Compared to mainland Chile, Easter Island is expensive. Almost everything has to be shipped or flown in, and you may sometimes feel you’re not getting value for money. The upside is the wonderful fresh fish and, in summer, mangoes and small, sweet pineapples. The guavas on the bushes are ripe (and plentiful) when yellow, and there are some other interesting island-only fruits around, which you can try in the local ice creams. Don’t leave Easter Island without trying the local banana bread known as poe (best bought at the Riro bakery opposite the church), at 1,000 pesos per hearty square.

At restaurants, local fish such as kana kana are nearly always on the menu.

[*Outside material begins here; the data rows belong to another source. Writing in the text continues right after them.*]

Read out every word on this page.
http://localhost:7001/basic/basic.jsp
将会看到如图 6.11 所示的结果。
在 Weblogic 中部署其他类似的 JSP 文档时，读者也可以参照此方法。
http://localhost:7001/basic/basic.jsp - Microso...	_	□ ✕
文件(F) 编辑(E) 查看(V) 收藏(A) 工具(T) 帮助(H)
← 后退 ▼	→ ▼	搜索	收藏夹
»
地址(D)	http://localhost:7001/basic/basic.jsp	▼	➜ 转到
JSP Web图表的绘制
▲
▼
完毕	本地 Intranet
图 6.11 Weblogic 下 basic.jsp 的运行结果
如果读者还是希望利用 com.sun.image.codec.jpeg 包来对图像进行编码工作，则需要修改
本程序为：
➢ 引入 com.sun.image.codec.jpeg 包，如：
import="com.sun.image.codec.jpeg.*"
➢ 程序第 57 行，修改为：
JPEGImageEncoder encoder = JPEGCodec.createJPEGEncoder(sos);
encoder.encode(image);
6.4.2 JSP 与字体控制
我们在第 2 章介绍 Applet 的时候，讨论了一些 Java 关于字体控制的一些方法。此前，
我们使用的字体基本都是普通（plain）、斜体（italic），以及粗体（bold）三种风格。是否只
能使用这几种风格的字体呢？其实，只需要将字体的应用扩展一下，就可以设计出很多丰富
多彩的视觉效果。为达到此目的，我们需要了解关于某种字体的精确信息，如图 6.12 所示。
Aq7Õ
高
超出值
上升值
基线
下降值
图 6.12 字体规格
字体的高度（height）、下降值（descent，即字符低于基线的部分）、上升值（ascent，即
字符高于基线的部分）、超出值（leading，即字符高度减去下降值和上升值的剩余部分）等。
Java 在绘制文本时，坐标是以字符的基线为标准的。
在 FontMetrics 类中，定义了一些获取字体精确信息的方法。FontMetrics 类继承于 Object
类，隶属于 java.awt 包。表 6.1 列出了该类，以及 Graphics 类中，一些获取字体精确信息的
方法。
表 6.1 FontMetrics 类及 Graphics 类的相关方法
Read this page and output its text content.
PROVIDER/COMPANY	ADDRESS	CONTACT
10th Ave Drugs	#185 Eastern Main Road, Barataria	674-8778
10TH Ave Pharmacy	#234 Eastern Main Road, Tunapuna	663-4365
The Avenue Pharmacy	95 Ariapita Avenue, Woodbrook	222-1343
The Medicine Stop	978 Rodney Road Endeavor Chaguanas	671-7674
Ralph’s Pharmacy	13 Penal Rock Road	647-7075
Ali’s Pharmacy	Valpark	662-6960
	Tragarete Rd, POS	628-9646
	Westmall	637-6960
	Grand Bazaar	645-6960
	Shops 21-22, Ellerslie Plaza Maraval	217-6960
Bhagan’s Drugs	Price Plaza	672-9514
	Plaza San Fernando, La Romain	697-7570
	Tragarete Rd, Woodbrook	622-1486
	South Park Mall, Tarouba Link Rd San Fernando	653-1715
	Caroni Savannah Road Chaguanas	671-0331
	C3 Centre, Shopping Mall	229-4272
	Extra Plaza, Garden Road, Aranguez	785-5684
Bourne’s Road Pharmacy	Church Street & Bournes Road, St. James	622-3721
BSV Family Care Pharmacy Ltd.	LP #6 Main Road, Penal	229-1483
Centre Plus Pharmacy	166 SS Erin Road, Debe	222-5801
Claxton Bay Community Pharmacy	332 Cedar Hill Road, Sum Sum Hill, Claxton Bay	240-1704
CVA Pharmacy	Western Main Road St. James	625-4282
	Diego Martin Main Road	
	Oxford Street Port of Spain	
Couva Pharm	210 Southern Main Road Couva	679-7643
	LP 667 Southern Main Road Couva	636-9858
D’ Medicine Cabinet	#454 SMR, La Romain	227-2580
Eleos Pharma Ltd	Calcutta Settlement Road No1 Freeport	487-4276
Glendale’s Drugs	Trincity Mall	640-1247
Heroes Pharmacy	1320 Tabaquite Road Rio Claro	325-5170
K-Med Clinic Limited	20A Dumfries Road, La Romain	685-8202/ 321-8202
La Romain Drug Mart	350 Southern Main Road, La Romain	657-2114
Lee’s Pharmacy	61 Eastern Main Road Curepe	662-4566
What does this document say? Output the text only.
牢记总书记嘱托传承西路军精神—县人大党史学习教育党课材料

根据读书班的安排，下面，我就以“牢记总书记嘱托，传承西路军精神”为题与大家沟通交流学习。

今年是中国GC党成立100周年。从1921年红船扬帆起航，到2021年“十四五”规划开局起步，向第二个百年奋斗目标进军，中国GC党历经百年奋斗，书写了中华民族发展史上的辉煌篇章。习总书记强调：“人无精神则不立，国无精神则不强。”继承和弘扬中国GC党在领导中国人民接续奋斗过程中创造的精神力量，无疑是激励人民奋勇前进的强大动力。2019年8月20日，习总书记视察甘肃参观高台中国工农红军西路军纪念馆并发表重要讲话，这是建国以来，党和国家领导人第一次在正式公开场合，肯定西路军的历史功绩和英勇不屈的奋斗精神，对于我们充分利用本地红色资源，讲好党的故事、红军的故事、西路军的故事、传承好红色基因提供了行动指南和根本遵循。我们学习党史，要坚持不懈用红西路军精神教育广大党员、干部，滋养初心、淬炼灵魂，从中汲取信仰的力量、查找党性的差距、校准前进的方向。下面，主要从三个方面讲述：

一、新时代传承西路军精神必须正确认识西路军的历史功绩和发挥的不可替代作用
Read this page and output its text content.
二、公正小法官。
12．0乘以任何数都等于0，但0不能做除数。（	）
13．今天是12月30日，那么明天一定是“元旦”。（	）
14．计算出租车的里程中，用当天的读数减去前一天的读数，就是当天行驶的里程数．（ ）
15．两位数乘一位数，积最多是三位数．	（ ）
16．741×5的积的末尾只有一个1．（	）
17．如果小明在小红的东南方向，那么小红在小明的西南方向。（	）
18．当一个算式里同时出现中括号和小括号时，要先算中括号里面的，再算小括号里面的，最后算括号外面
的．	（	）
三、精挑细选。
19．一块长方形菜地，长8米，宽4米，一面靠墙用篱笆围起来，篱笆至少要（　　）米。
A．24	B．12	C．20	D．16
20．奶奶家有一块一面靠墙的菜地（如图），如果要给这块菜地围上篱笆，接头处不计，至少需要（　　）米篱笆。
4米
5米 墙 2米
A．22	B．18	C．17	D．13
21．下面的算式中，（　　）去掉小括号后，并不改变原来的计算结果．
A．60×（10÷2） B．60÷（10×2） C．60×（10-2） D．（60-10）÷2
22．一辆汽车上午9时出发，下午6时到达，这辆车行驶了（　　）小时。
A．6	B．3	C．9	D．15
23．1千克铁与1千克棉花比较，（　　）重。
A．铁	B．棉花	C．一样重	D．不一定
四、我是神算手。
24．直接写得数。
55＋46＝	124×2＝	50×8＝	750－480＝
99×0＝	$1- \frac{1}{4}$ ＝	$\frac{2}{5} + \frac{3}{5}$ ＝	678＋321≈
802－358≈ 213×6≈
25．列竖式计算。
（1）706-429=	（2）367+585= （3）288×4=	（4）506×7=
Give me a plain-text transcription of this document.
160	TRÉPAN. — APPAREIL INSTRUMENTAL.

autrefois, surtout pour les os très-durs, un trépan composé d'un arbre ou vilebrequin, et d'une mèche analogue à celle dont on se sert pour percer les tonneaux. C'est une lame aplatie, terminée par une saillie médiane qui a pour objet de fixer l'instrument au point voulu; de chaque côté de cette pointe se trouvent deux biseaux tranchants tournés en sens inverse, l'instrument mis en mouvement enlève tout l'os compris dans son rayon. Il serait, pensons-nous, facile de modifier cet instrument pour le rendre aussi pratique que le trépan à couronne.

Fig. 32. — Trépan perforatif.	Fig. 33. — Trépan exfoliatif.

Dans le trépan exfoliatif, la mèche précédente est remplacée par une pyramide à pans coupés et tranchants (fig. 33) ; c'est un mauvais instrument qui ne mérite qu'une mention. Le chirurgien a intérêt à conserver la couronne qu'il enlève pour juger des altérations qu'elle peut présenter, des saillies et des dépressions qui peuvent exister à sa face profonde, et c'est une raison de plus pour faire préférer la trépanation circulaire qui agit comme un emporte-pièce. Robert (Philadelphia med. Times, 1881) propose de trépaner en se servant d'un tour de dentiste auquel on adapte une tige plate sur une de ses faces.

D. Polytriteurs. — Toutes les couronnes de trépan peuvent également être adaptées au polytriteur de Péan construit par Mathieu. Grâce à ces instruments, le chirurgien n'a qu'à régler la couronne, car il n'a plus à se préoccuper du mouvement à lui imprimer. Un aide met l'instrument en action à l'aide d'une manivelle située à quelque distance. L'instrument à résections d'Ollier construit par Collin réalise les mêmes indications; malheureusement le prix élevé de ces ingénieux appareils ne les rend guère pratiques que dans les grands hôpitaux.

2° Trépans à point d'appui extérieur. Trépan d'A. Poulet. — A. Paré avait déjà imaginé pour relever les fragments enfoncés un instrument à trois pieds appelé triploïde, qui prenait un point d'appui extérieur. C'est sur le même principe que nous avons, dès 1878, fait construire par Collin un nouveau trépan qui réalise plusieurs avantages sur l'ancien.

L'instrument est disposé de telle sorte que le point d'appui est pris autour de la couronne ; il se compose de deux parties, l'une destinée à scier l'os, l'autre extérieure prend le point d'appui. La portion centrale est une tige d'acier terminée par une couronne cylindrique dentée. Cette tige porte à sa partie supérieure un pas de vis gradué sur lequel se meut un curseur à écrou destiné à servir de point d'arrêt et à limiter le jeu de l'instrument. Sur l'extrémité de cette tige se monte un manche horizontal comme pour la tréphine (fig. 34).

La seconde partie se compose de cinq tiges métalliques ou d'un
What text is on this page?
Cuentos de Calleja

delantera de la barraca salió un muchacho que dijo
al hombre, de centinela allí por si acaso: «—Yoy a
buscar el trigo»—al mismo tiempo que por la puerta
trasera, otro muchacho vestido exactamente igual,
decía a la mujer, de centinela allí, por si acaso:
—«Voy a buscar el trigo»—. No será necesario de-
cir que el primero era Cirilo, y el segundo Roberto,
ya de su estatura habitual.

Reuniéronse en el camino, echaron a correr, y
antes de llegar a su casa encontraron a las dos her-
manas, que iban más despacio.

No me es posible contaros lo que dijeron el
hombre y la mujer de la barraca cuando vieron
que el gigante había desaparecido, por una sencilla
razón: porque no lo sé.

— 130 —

The only restaurants are in Hanga Roa or at the luxury hotels. There are some simple eateries at Playa Anakena, and a few other snack or fast food places around town, serving sandwiches or empanadas. Most other restaurants serve fish, salads, ceviche, and some more international items such as pasta, but there are plenty of imported ingredients as well, such as shrimp, which are generally imported from Ecuador.

Most restaurants are open for lunch and dinner, and a few scattered cafés are open for breakfast, but most people eat breakfast at their hotel. At restaurants, check your bill before leaving a tip; some restaurants add on a 10% service charge (which you are not legally obliged to pay).